“Non ho mai fatto e non farò mai nomi precisi, però io non ho mai detto che sono stata picchiata, è stato un titolista che si è divertito a scrivere così. Sono stata strattonata in un modo talmente pesante da un attore che mi ha rotto il menisco dell’orecchio. Sono rimasta basita, non si può fare una cosa del genere perché casualmente ho sovrapposto la mia battuta alla sua. Sono rimasta basita, non ho potuto reagire”. A raccontarlo è l’attrice Anna Mazzamauro che, intervenendo ai microfoni dei “Lunatici” su Radio 2, è tornata a parlare di quello che accadde sul set di “Poveri ma ricchi“, film che definisce “una merdaccia che ho fatto di recente”. “Non c’è stato rispetto nei miei confronti – ha spiegato -. Ho avuto una grande delusione, avevo letto tutti i libri di Fausto Brizzi, pensavo che uno che scriveva così bene non potesse essere irrispettoso verso una primadonna del teatro italiano come io mi ritengo“.

Tornando a quel brutto episodio: “Poi, finito il film, questo attore mi si è avvicinato, e prendendomi il viso tra le mani mi ha detto che non ce l’aveva con me e che se non gli avessi creduto mi avrebbe mandato due amici suoi che mi avrebbero convinto. Ho avuto paura. Paura davvero. Il mio avvocato mi ha consigliato di lasciar perdere.
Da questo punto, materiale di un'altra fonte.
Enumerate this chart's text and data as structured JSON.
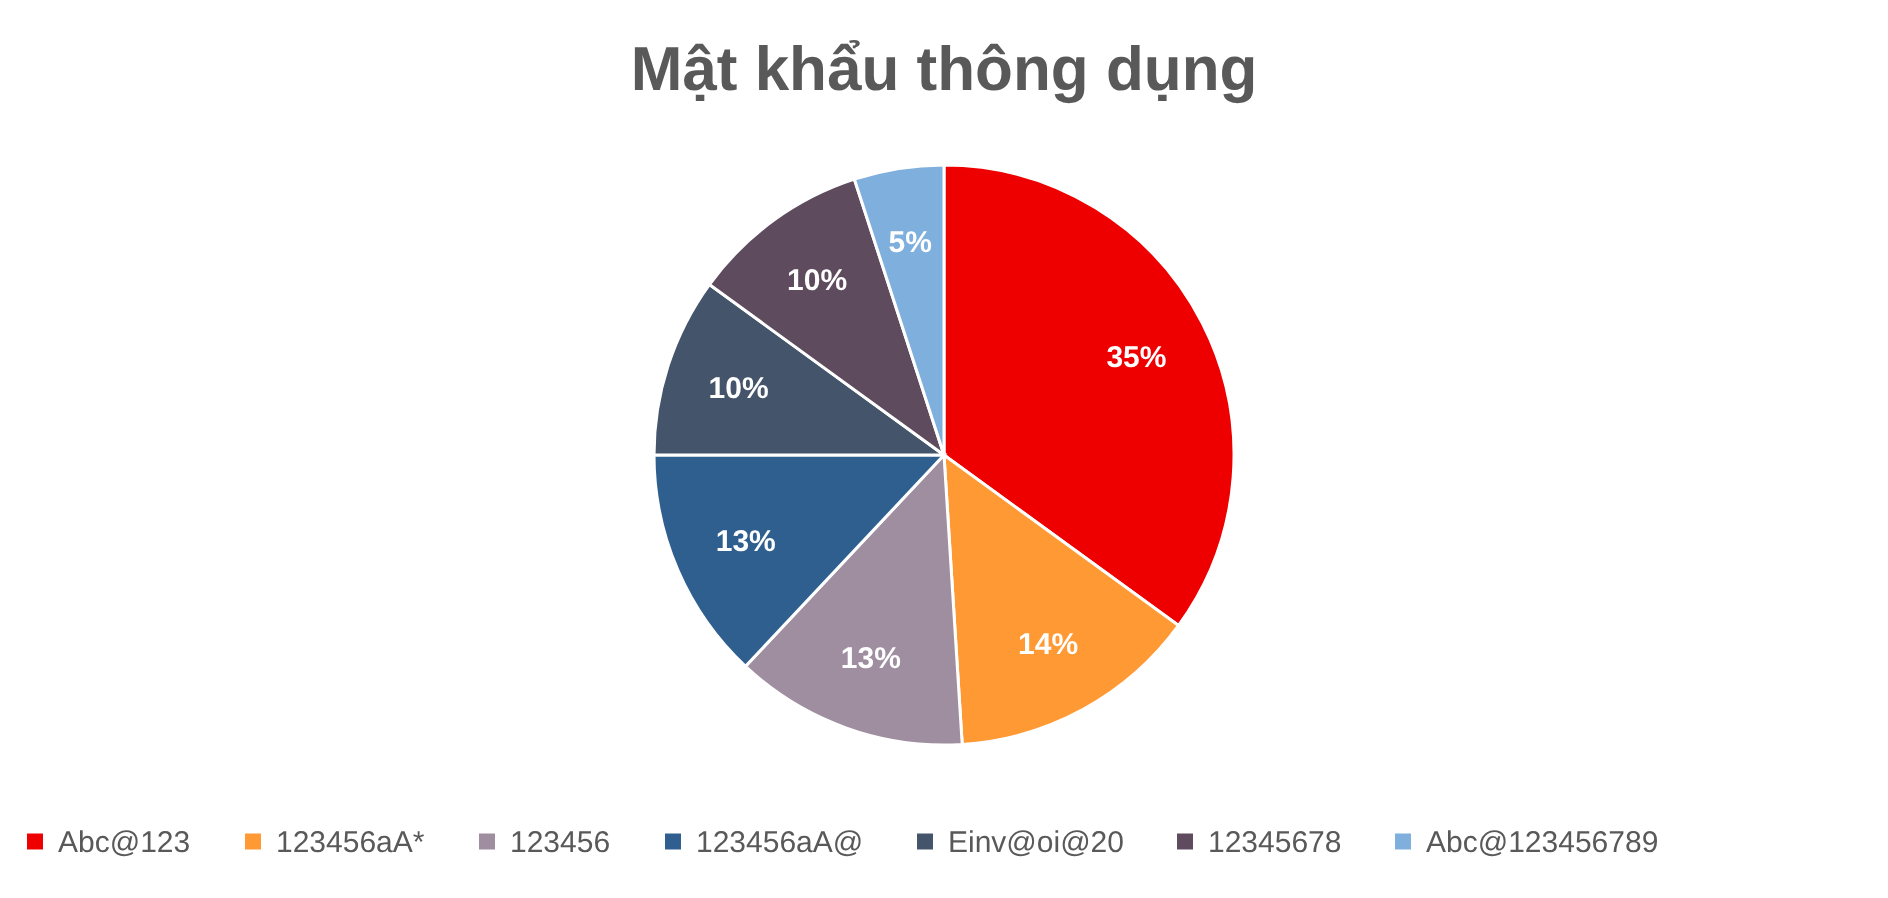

Spero di non lavorare mai più con queste persone – ha proseguito la Mazzamauro -. Per esempio, Lucia Ocone. Disse che ci dovevamo sbrigare, perché altrimenti io sarei morta. Io dentro di me ho pensato: ho successo, una figlia, ho avuto due mariti e una bella carriera. Lei non ha niente di tutto questo. Allora doveva essere lei a sbrigarsi”.
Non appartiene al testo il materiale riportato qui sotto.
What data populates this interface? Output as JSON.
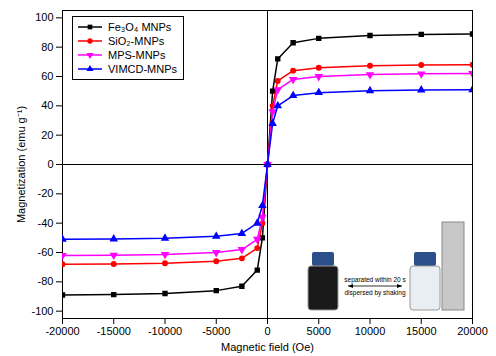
{
  "chart_data": {
    "type": "line",
    "xlabel": "Magnetic field (Oe)",
    "ylabel": "Magnetization (emu g⁻¹)",
    "x": [
      -20000,
      -15000,
      -10000,
      -5000,
      -2500,
      -1000,
      -500,
      0,
      500,
      1000,
      2500,
      5000,
      10000,
      15000,
      20000
    ],
    "series": [
      {
        "name": "Fe₃O₄ MNPs",
        "color": "#000000",
        "marker": "square",
        "values": [
          -89,
          -88.7,
          -88,
          -86,
          -83,
          -72,
          -50,
          0,
          50,
          72,
          83,
          86,
          88,
          88.7,
          89
        ]
      },
      {
        "name": "SiO₂-MNPs",
        "color": "#ff0000",
        "marker": "circle",
        "values": [
          -68,
          -67.8,
          -67.3,
          -66,
          -64,
          -57,
          -40,
          0,
          40,
          57,
          64,
          66,
          67.3,
          67.8,
          68
        ]
      },
      {
        "name": "MPS-MNPs",
        "color": "#ff00ff",
        "marker": "triangle-down",
        "values": [
          -62,
          -61.8,
          -61.3,
          -60,
          -58,
          -51,
          -36,
          0,
          36,
          51,
          58,
          60,
          61.3,
          61.8,
          62
        ]
      },
      {
        "name": "VIMCD-MNPs",
        "color": "#0000ff",
        "marker": "triangle",
        "values": [
          -51,
          -50.8,
          -50.3,
          -49,
          -47,
          -40,
          -28,
          0,
          28,
          40,
          47,
          49,
          50.3,
          50.8,
          51
        ]
      }
    ],
    "xlim": [
      -20000,
      20000
    ],
    "xticks": [
      -20000,
      -15000,
      -10000,
      -5000,
      0,
      5000,
      10000,
      15000,
      20000
    ],
    "ylim": [
      -105,
      105
    ],
    "yticks": [
      -100,
      -80,
      -60,
      -40,
      -20,
      0,
      20,
      40,
      60,
      80,
      100
    ],
    "legend": "upper-left",
    "grid": false,
    "annotations": [
      "separated within 20 s",
      "dispersed by shaking"
    ]
  }
}
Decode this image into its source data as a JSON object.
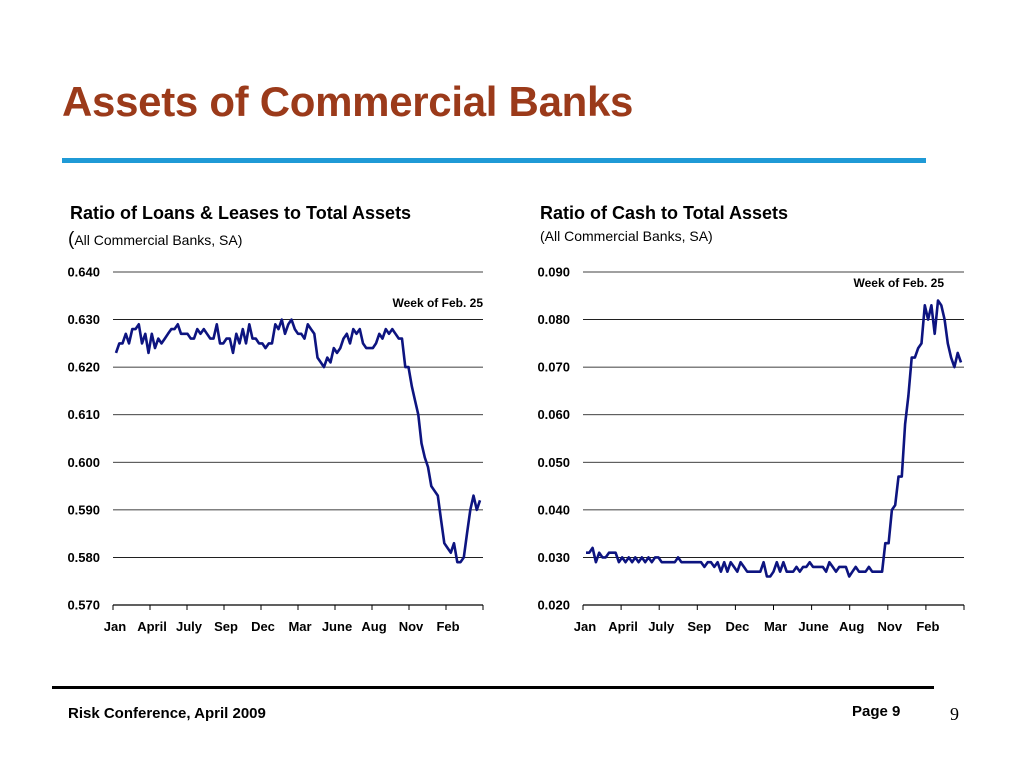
{
  "slide": {
    "title": "Assets of Commercial Banks",
    "title_color": "#9b3a1a",
    "rule_color": "#1f9ad6"
  },
  "footer": {
    "left_text": "Risk Conference, April 2009",
    "page_label": "Page 9",
    "slide_number": "9"
  },
  "chart_data": [
    {
      "type": "line",
      "title": "Ratio of Loans & Leases to Total Assets",
      "subtitle_paren_open": "(",
      "subtitle": "All Commercial Banks, SA)",
      "annotation": "Week of Feb. 25",
      "xlabel": "",
      "ylabel": "",
      "line_color": "#0d1480",
      "ylim": [
        0.57,
        0.64
      ],
      "y_ticks": [
        "0.570",
        "0.580",
        "0.590",
        "0.600",
        "0.610",
        "0.620",
        "0.630",
        "0.640"
      ],
      "x_tick_labels": [
        "Jan",
        "April",
        "July",
        "Sep",
        "Dec",
        "Mar",
        "June",
        "Aug",
        "Nov",
        "Feb"
      ],
      "grid": true,
      "series": [
        {
          "values": [
            0.623,
            0.625,
            0.625,
            0.627,
            0.625,
            0.628,
            0.628,
            0.629,
            0.625,
            0.627,
            0.623,
            0.627,
            0.624,
            0.626,
            0.625,
            0.626,
            0.627,
            0.628,
            0.628,
            0.629,
            0.627,
            0.627,
            0.627,
            0.626,
            0.626,
            0.628,
            0.627,
            0.628,
            0.627,
            0.626,
            0.626,
            0.629,
            0.625,
            0.625,
            0.626,
            0.626,
            0.623,
            0.627,
            0.625,
            0.628,
            0.625,
            0.629,
            0.626,
            0.626,
            0.625,
            0.625,
            0.624,
            0.625,
            0.625,
            0.629,
            0.628,
            0.63,
            0.627,
            0.629,
            0.63,
            0.628,
            0.627,
            0.627,
            0.626,
            0.629,
            0.628,
            0.627,
            0.622,
            0.621,
            0.62,
            0.622,
            0.621,
            0.624,
            0.623,
            0.624,
            0.626,
            0.627,
            0.625,
            0.628,
            0.627,
            0.628,
            0.625,
            0.624,
            0.624,
            0.624,
            0.625,
            0.627,
            0.626,
            0.628,
            0.627,
            0.628,
            0.627,
            0.626,
            0.626,
            0.62,
            0.62,
            0.616,
            0.613,
            0.61,
            0.604,
            0.601,
            0.599,
            0.595,
            0.594,
            0.593,
            0.588,
            0.583,
            0.582,
            0.581,
            0.583,
            0.579,
            0.579,
            0.58,
            0.585,
            0.59,
            0.593,
            0.59,
            0.592
          ]
        }
      ]
    },
    {
      "type": "line",
      "title": "Ratio of Cash to Total Assets",
      "subtitle": "(All Commercial Banks, SA)",
      "annotation": "Week of Feb. 25",
      "xlabel": "",
      "ylabel": "",
      "line_color": "#0d1480",
      "ylim": [
        0.02,
        0.09
      ],
      "y_ticks": [
        "0.020",
        "0.030",
        "0.040",
        "0.050",
        "0.060",
        "0.070",
        "0.080",
        "0.090"
      ],
      "x_tick_labels": [
        "Jan",
        "April",
        "July",
        "Sep",
        "Dec",
        "Mar",
        "June",
        "Aug",
        "Nov",
        "Feb"
      ],
      "grid": true,
      "series": [
        {
          "values": [
            0.031,
            0.031,
            0.032,
            0.029,
            0.031,
            0.03,
            0.03,
            0.031,
            0.031,
            0.031,
            0.029,
            0.03,
            0.029,
            0.03,
            0.029,
            0.03,
            0.029,
            0.03,
            0.029,
            0.03,
            0.029,
            0.03,
            0.03,
            0.029,
            0.029,
            0.029,
            0.029,
            0.029,
            0.03,
            0.029,
            0.029,
            0.029,
            0.029,
            0.029,
            0.029,
            0.029,
            0.028,
            0.029,
            0.029,
            0.028,
            0.029,
            0.027,
            0.029,
            0.027,
            0.029,
            0.028,
            0.027,
            0.029,
            0.028,
            0.027,
            0.027,
            0.027,
            0.027,
            0.027,
            0.029,
            0.026,
            0.026,
            0.027,
            0.029,
            0.027,
            0.029,
            0.027,
            0.027,
            0.027,
            0.028,
            0.027,
            0.028,
            0.028,
            0.029,
            0.028,
            0.028,
            0.028,
            0.028,
            0.027,
            0.029,
            0.028,
            0.027,
            0.028,
            0.028,
            0.028,
            0.026,
            0.027,
            0.028,
            0.027,
            0.027,
            0.027,
            0.028,
            0.027,
            0.027,
            0.027,
            0.027,
            0.033,
            0.033,
            0.04,
            0.041,
            0.047,
            0.047,
            0.058,
            0.064,
            0.072,
            0.072,
            0.074,
            0.075,
            0.083,
            0.08,
            0.083,
            0.077,
            0.084,
            0.083,
            0.08,
            0.075,
            0.072,
            0.07,
            0.073,
            0.071
          ]
        }
      ]
    }
  ]
}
“Io ho detto ad alta voce ‘mavaffanculo‘ e ho interrotto la scena – ha aggiunto -. Sono stata volgare, ma cosa vuoi dire a una che dice che si deve sbrigare altrimenti io muoio? Ho sofferto come una dannata, mai più un film così. Forse il cinepanettone per me non va bene. Quel tipo di film dove per far ridere se non sei giovane devi far vedere che hai la dentiera, oppure che non ci vedi, oppure zoppicare. Non c’è bisogno di queste cose – ha concluso -. Ho sbagliato io, non avrei dovuto fare questo film. Tra tutti salvo solo Cristian De Sica. Un signore. E anche bravo”.